Jesse said, “Mom, I don't want to go to jail.”
“He's bullshitting us, hon,” Kathy said, looking at Lucas with skepticism; but unsure of herself.
Lucas turned to Jesse and shook his head. “If your mom goes down this road, you've got to take care of yourself. I can't even explain how stupid and dangerous this is. You won't get any money and you'll be in jail. If your lawyer were here, he'd tell you that. But if Conoway leaves-she's got a date tonight-she's going to pull the plug on your testimony tomorrow, then she's going to turn off her cell phone, and then you are truly fucked. You've got about one minute to decide. Then she's gonna walk.”
“She can't do that…” Kathy said.
“Horseshit,” Lucas said. “She's already after-hours, working on her own time. She's got a right to a life. This isn't the biggest deal of her career, it's not even the biggest deal of her week. She doesn't have to put up with some crap where somebody is trying sell her daughter's ass to a pederast.
She's gonna walk.”
“I'm not trying to sell anybody…” Kathy said.
“I'll talk to her,” Jesse blurted. To her mother: “I'm gonna talk to her, Mom. I don't care if we don't get any money from Burt. I'm not going to jail.”
“Smart girl,” Lucas said.
Back in the hallway, Lucas said to Conoway, “Give them a minute.”
“What're they doing,” Flowers asked, “sopping up the blood?”
“Jesse's telling Kathy what's what,” Lucas said. “I think we're okay.”
A moment later Jesse stuck her head into the hall, looked at Conoway. Kathy was a step behind her. “We'll talk to you,” Jesse said.
Conoway sighed, said, “I thought I was outa here. Okay, let's go, girls…” And to Lucas: “Thanks. You must throw a good tantrum.”
Amity Anderson was annoyed with life, with art, with rich people, with Lucas Davenport.

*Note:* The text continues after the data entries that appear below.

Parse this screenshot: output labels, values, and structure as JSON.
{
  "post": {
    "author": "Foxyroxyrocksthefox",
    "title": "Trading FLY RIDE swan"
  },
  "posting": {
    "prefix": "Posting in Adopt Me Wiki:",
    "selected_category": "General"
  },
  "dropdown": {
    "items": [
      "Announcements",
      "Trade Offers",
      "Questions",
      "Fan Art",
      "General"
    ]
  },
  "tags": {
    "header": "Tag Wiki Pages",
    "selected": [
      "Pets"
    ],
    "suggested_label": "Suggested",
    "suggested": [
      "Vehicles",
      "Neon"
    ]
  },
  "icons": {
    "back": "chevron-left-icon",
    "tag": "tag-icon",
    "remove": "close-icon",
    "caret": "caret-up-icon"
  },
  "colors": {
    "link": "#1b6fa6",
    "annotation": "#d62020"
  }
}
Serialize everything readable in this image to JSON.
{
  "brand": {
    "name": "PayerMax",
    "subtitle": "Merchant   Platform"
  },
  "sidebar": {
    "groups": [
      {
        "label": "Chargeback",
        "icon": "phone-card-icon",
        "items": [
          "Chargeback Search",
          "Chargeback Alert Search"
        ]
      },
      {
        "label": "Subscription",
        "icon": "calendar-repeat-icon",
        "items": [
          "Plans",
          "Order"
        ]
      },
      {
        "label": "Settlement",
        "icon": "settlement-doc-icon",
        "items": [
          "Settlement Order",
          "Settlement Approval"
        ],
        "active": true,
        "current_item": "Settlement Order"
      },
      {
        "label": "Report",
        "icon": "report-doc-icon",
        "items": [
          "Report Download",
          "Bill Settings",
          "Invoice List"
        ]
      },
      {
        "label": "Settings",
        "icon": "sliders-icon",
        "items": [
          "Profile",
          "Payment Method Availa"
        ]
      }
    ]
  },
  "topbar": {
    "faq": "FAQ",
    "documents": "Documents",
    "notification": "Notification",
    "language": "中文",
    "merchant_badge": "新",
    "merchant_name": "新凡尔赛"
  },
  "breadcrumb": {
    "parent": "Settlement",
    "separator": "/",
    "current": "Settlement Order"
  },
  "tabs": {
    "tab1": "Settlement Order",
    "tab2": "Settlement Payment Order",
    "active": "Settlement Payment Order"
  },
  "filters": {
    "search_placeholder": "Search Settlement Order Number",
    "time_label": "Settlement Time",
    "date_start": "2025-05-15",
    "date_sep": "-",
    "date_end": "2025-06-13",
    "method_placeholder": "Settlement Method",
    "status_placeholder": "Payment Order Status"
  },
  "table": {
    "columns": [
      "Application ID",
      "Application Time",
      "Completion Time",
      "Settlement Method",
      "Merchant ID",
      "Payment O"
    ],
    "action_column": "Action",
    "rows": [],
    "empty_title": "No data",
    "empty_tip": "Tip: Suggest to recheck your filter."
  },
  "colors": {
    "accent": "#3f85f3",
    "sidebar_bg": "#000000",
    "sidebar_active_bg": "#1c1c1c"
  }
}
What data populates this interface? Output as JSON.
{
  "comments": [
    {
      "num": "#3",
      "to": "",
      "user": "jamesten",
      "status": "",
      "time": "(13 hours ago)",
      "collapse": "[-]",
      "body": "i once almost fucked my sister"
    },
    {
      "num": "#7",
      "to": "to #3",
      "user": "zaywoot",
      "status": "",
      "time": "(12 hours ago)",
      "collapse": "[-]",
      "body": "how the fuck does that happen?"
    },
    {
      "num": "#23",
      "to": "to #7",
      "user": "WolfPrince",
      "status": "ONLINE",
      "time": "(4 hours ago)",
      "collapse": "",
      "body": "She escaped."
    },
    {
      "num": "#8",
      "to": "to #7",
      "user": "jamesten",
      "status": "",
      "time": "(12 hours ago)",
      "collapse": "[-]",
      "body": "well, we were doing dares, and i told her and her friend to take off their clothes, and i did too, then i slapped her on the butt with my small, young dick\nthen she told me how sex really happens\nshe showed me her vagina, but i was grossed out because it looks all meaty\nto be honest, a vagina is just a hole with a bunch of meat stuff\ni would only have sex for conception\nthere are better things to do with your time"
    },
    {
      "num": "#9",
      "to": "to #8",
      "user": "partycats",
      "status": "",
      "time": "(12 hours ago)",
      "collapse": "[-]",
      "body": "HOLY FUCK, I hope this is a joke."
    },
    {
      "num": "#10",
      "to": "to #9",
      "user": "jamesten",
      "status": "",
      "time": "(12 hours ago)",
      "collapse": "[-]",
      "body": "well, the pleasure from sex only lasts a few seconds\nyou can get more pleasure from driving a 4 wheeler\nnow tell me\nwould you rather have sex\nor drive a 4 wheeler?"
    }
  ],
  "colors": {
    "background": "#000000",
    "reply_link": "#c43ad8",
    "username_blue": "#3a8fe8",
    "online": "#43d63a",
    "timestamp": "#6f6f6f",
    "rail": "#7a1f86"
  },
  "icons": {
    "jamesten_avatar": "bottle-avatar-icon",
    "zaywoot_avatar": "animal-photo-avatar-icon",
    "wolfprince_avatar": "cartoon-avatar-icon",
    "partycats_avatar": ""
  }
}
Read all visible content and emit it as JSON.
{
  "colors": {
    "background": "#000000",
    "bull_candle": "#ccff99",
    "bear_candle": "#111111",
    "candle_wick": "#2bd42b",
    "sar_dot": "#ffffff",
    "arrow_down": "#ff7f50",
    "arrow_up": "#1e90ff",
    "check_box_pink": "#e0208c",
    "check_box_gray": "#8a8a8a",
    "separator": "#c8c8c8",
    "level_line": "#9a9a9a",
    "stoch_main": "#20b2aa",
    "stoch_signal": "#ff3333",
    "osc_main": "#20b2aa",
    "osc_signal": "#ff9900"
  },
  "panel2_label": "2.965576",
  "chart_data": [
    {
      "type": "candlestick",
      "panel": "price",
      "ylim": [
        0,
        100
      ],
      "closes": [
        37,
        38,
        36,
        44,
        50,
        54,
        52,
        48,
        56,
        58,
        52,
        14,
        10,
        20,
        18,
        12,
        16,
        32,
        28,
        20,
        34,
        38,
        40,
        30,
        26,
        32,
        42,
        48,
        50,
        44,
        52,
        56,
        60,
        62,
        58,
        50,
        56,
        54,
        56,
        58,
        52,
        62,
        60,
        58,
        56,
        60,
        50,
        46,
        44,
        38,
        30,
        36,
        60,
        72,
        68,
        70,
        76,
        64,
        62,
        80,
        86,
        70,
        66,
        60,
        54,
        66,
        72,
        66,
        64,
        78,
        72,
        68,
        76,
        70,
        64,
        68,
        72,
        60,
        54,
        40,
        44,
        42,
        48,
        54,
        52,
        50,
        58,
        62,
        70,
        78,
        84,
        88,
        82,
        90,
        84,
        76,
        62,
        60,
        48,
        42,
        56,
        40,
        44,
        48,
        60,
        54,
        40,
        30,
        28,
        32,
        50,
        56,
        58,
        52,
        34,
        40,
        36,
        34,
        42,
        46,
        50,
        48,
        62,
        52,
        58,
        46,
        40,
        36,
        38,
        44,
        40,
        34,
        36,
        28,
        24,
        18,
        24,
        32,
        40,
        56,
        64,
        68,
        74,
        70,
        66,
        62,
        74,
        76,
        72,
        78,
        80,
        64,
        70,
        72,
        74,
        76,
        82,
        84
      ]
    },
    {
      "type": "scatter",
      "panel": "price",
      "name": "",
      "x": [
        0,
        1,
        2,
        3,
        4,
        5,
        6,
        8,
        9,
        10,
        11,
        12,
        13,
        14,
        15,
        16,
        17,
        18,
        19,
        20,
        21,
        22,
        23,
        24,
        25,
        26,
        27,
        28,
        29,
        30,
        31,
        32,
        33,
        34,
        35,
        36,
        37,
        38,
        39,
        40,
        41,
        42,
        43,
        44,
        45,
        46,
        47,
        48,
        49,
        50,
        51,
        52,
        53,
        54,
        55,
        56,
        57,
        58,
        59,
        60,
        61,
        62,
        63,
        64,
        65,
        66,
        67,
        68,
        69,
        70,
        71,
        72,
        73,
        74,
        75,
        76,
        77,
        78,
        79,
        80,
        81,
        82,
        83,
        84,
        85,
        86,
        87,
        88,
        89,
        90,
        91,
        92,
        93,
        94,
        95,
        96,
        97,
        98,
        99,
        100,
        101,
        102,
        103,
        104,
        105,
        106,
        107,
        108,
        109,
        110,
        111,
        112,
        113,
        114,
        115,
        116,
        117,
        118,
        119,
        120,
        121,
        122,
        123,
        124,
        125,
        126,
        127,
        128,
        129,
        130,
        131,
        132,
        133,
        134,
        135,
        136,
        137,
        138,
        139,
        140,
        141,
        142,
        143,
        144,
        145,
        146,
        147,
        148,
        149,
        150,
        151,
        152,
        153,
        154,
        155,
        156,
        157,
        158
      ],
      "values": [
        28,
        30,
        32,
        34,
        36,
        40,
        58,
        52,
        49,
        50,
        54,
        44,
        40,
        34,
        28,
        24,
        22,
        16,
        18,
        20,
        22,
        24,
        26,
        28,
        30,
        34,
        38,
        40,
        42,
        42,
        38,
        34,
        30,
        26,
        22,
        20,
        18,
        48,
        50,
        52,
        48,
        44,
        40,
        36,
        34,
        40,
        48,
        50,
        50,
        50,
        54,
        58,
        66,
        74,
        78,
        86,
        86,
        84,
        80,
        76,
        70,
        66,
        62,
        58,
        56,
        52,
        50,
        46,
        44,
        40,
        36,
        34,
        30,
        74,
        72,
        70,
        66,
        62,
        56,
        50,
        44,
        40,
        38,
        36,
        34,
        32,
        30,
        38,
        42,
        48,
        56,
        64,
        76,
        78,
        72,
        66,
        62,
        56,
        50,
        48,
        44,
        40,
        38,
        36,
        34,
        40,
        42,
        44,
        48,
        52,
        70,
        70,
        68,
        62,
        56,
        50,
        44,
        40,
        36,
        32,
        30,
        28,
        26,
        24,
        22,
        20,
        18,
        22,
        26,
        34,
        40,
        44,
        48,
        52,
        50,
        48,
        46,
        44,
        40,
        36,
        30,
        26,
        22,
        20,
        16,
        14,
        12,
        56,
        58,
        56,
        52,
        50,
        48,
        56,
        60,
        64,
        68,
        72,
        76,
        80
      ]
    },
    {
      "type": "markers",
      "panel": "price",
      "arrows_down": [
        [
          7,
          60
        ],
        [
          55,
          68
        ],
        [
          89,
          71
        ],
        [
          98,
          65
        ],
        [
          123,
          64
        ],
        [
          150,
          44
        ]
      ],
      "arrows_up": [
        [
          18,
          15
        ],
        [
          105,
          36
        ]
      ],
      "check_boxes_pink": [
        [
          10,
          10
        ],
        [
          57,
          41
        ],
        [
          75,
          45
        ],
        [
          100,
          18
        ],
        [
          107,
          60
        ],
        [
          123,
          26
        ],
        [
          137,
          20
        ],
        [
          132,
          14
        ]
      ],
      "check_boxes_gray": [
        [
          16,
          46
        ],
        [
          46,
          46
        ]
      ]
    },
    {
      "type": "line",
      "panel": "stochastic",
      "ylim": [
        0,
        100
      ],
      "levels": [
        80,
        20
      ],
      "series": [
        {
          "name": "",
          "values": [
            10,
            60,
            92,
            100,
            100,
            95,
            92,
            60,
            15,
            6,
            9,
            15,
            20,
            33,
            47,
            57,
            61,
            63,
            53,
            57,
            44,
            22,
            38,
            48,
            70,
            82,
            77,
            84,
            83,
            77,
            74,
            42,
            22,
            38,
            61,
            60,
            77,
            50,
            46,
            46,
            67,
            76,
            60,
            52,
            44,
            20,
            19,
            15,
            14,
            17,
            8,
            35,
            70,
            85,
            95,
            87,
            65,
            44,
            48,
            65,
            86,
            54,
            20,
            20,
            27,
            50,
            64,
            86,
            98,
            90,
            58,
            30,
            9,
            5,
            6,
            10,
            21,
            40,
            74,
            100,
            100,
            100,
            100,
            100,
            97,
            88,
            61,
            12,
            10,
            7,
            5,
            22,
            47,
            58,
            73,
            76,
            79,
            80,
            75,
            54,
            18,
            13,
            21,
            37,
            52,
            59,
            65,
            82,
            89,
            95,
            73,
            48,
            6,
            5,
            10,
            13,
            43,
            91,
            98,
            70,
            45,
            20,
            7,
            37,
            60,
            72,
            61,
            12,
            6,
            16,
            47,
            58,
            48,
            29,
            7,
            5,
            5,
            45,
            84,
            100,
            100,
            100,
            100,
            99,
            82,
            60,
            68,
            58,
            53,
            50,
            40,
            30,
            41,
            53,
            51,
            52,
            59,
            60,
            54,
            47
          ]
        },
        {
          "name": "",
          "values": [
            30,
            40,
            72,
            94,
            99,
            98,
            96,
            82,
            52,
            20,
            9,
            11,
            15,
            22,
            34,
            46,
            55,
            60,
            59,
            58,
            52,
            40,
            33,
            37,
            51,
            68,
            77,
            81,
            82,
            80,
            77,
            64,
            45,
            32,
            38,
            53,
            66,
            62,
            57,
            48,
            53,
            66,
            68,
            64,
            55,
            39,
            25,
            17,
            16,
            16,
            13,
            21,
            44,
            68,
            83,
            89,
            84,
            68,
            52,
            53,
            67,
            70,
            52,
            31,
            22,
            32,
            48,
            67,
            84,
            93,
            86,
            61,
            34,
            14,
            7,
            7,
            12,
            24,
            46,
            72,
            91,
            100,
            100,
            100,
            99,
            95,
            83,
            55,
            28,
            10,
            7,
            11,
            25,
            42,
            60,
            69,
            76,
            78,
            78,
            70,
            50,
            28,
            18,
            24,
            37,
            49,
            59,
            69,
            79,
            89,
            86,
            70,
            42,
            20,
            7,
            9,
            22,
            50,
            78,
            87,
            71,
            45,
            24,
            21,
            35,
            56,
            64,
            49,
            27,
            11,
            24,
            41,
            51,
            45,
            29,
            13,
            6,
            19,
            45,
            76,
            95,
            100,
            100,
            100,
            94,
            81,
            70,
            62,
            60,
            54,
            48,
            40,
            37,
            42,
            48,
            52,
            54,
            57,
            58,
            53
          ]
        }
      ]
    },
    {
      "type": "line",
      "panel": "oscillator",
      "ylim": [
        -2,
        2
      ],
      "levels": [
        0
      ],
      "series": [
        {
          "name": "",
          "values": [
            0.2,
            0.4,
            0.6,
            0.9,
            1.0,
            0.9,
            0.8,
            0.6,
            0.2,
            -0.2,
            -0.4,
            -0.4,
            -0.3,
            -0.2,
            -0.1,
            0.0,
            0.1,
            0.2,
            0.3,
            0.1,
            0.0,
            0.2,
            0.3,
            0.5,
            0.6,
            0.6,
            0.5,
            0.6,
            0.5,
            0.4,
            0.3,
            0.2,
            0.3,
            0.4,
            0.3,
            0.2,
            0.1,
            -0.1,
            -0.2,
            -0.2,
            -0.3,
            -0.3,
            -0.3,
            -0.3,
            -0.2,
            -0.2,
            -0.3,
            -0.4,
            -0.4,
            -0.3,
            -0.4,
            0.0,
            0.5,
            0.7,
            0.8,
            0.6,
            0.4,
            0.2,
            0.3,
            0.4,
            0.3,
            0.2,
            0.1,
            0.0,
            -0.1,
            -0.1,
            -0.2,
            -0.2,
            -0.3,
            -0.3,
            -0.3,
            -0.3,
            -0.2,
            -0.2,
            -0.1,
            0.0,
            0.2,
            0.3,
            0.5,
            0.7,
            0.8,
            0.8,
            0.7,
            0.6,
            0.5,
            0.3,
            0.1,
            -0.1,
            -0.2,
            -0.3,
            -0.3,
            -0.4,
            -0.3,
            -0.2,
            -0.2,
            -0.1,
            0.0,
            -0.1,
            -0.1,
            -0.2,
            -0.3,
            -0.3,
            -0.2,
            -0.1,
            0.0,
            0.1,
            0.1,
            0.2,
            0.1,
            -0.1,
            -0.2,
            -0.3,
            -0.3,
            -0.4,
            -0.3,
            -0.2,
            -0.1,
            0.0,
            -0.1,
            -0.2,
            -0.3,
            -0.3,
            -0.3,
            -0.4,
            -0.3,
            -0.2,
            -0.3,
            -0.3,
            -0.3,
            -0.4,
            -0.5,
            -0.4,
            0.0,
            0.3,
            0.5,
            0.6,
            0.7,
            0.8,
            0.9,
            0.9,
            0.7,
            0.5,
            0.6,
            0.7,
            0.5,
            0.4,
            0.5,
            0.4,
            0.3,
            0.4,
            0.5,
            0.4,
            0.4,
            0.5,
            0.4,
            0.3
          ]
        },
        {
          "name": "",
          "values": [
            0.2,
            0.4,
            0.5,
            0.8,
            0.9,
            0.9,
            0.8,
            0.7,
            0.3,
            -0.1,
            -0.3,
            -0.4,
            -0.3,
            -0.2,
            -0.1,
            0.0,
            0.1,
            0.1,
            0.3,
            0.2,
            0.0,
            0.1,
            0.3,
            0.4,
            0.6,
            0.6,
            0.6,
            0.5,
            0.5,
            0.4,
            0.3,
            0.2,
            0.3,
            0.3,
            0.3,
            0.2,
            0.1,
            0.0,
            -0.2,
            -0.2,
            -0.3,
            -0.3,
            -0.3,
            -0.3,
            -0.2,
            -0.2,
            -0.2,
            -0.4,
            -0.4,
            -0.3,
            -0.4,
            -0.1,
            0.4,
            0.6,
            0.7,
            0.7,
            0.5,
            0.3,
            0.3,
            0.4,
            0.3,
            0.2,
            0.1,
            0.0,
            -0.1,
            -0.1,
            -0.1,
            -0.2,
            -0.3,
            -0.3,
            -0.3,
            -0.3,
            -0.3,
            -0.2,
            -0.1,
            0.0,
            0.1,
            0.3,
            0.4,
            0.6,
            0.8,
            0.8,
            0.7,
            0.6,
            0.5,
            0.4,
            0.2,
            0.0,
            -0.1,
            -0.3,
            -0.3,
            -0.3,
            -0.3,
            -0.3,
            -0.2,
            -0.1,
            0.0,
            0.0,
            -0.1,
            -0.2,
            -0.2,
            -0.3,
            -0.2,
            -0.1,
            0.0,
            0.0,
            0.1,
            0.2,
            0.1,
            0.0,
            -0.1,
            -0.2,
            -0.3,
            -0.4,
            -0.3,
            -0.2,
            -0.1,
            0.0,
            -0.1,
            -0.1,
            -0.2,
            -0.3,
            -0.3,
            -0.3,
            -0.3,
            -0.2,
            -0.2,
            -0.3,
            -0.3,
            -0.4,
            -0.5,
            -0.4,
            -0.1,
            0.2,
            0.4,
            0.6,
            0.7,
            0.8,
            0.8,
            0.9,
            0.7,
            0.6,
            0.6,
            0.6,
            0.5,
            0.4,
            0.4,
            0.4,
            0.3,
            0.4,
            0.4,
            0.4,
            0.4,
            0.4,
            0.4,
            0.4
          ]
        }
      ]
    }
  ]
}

So annoyed that she had to suppress a little hop of anger and frustration as she drifted past the Viking warrior. The warrior was seven feet tall, made of plaster, carried an ax with a head the size of a manhole cover, and wore a blond wig. He was dressed in a furry yellow skin, possibly from a puma, if puma hides are made of Rayon, and his carefully draped loins showed a bulge of Scandinavian humor.
Anderson wasn't amused. The reception was continuing. If she ate even one more oat cracker with goat cheese, she'd die of heart congestion. If she had one more glass of the Arctic Circle Red Wine, her taste buds would commit suicide.
She moved slowly through the exhibit, clutching the half-empty wineglass, smiling and nodding at the patrons, while avoiding eye contact, and trying, as much as she could, to avoid looking at the art itself. Scandinavian minimalism. It had, like all minimalism, she thought, come to the museum straight from a junkyard, with a minimal amount of interference from an artist.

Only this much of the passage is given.